5. Story-telling vehicles
- Have you chosen the best way to tell your story?
- Have you used straight narrative throughout, or have you interspersed this with flash-back, dream-sequences, letters and other devices? What were the reasons for these choices – and were they valid? (See Chapter 9.)
- What tense have you chosen and whose viewpoint have you used? Do you have sound reasons for these choices? Might other choices be more effective?
- Have you used dialogue as a story-telling vehicle? What were your reasons for doing so? Was it always a good choice? (See Chapter 9.)
6. Dialogue
- Is your dialogue realistic?
- Is it authentic?
- Is your dialogue consistent with the characters’ historical period, geographical origins, and social class?
- Is it distinctive? Could only that character have made that particular speech?
- Have you read your dialogue aloud? How does it sound?
- Have you checked that every piece of dialogue you have written performs at least one of the following functions:
7. Feelings
‘Proper structure occurs when the right things happen at the right time to create maximum emotion.’
(Michael Hauge: Writing Screenplays that Sell)
It is also important to remember that these ‘right things’ must happen to people and that these must be people about whom the audience cares. Casualty and Holby City are watched avidly by millions, not because they are about hospitals but because they are about people in crisis.
- How heart-rending or heart-warming is your story?

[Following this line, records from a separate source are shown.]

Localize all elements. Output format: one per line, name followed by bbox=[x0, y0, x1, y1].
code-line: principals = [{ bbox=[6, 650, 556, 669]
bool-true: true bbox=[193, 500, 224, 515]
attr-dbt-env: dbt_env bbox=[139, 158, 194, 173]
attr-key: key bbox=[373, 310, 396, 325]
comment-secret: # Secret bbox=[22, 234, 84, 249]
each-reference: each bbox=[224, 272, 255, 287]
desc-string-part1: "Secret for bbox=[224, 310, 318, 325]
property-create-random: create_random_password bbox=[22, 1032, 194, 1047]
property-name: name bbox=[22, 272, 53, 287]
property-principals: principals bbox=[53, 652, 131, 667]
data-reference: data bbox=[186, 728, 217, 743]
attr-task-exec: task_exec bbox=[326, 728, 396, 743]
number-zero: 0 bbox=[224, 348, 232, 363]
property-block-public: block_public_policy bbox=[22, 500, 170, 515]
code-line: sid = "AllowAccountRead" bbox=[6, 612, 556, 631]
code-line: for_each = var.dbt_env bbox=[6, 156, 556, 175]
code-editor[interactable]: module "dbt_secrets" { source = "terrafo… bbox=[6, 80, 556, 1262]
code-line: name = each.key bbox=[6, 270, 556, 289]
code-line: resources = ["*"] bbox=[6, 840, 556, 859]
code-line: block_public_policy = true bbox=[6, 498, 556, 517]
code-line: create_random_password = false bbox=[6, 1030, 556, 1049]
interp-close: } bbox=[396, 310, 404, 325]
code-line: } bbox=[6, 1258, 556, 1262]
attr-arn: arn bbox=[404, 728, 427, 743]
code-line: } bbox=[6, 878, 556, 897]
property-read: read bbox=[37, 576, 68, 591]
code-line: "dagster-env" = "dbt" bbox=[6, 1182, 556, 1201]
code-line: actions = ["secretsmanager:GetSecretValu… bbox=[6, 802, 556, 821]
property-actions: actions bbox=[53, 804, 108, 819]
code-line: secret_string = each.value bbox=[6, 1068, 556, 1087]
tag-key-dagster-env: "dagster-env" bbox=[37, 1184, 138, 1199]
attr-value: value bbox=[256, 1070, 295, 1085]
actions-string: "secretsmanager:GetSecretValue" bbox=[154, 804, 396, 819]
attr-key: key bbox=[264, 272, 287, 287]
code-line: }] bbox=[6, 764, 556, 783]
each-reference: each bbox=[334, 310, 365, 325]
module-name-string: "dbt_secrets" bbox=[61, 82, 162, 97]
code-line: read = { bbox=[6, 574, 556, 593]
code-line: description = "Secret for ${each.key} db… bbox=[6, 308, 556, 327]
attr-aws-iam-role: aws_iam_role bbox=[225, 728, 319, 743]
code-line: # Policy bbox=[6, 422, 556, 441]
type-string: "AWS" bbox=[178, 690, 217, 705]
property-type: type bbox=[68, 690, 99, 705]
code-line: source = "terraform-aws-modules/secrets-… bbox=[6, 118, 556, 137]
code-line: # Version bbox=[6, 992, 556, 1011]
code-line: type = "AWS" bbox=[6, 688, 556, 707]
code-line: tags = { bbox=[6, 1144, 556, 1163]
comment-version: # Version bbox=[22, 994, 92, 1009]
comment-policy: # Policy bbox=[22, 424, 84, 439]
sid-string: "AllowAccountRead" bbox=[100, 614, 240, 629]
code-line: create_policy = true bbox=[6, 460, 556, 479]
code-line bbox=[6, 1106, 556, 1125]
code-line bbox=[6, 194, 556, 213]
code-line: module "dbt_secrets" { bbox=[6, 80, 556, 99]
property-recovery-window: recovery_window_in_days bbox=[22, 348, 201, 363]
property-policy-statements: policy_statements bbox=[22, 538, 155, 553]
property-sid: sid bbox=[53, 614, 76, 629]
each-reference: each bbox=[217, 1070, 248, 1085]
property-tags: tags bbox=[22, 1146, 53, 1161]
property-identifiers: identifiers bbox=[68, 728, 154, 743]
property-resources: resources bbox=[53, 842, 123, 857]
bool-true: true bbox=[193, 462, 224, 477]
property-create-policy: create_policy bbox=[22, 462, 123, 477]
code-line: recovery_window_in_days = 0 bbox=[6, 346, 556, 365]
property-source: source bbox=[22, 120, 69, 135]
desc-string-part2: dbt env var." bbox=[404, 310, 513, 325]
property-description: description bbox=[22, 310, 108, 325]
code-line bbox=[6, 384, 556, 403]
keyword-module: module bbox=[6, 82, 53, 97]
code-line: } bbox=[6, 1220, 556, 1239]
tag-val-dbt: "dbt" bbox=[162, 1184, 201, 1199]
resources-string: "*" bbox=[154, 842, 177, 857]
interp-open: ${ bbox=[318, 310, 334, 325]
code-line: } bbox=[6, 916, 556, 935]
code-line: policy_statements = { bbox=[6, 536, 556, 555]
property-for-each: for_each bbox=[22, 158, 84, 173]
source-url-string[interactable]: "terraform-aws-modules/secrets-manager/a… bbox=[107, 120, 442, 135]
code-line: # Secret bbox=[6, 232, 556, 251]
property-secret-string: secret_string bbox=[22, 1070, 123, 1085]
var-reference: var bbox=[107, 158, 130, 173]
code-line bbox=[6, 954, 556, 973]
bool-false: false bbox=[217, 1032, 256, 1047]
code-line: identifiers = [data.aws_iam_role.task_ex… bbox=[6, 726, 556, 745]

- Could your characterisation benefit from some fine-tuning to help the audience care a little more?
- Are the ‘right things happening at the right time’ – or are changes needed?
8. Pace
- Do any passages interfere with the pace you intended? Have you read any doubtful passages aloud?
- Have you checked sentence length, use of punctuation, use of active or passive voice and of present participles?
- Have you checked the number of images and their speed of presentation? Are these appropriate?
- Have you checked the lengths of the sounds involved in speaking the words. (See Chapter 4.)
9. Style
‘You don’t have to consciously cultivate a style. Just learn to write well and your style will emerge ... If you peer too closely at your style you will end up parodying yourself. Your writing voice must flow from you naturally, just as your conversational voice does.’
(Gary Provost: Make Your Words Work)
- Have you ‘tuned in’, as suggested in Chapter 9? Returning to the exercises in Chapter 2 before dealing with any ‘iffy’ passages will pay great dividends.
- Are there any elements of ‘stylism’? Does style sometimes take precedence over clarity? (See Chapter 9.) Describe your style.
- Have you used too many adjectives? Have you used too few?
- Have you engaged in any stylistic ‘hanky-panky . . . just for the fun of it?’ (See Chapter 9.) If so – was it fun?
10. The end
- How effective is it?
- Is it satisfying – or does it leave the reader feeling stranded and/or disappointed?
- Is it active or reflective?
- Is there a link with the beginning, which brings the story full circle?
- Does it round the story off, make you cry, make you shudder?